What does the research tell us? It tells us that migrants are most likely to first move over the nearest point of their neighbouring country and that it remains their aspiration to return to their country for at least three years. The merit in having appropriate housing, health, education and skill assessments for migrants has already been proven.

The research shows that in the third year, if they have not been able to return home, and realising that returning home is not the viable option they thought it was, migrants have selected a destination country, one with which they may have had family contacts.

In the first phase of the Syrian migration to Germany, which was heavily composed of the Syrian middle class, migrants have made themselves part of the economy within two to three years.

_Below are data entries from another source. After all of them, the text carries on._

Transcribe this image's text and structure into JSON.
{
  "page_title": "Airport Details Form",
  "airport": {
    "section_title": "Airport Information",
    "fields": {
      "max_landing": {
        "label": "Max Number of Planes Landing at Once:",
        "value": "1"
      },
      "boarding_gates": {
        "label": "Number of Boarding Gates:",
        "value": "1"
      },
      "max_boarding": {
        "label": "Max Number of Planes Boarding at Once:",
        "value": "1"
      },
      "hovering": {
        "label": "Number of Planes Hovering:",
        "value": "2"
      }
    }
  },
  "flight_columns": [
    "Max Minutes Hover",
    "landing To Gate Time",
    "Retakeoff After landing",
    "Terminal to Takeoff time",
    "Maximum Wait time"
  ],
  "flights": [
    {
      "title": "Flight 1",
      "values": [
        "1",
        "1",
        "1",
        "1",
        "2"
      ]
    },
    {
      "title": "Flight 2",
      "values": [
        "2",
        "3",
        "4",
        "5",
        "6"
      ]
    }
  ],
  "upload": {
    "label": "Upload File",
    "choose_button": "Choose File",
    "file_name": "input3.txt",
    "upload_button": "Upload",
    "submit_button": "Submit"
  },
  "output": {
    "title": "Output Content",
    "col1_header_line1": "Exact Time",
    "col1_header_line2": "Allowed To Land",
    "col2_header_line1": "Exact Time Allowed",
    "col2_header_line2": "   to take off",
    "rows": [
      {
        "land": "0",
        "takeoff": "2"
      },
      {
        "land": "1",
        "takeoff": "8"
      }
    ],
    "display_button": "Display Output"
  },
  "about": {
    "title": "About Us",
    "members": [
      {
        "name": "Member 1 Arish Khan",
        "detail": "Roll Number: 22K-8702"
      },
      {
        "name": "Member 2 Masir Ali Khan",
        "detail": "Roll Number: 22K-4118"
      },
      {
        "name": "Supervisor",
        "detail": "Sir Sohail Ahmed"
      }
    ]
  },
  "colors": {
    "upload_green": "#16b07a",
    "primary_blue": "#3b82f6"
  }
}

The general case is that where migrants have possibilities, their contribution to the point of destination exceeds expenditure within at most four years.

Given the scale of displacement, which we can now predict for example by consequences of climate change, conflict and fundamentalisms, it is appropriate that we consider a global response to what is now a global problem.

Given the current position with regard to floating investment funds, it is possible - in an imaginative model that brought together the IMF, the World Bank and different development banks - to create a fund that could deliver in anticipated places of migrant interest a set of structures taking account of all these empirical findings.

It is the most coherent proposal I can think of to counter illegal trafficking, it has the advantage of being a managed, transparent system, and all of the indications are that it is possible to return the investment in such bonds within 5 years, and certainly before 10 years.

When the crisis abates, one is left with a set of structures in different continents which provide opportunities for retraining, adaptation to climate change, healing and for international conferences on re-adaptation, possibilities of return and anticipation, well in advance, of difficulties of entry into different cultures.

I make this proposal with humility in response to Secretary General Guterres’ request that now is the time for us each to put our best foot forward. We cannot continue in the circumstances we find ourselves.”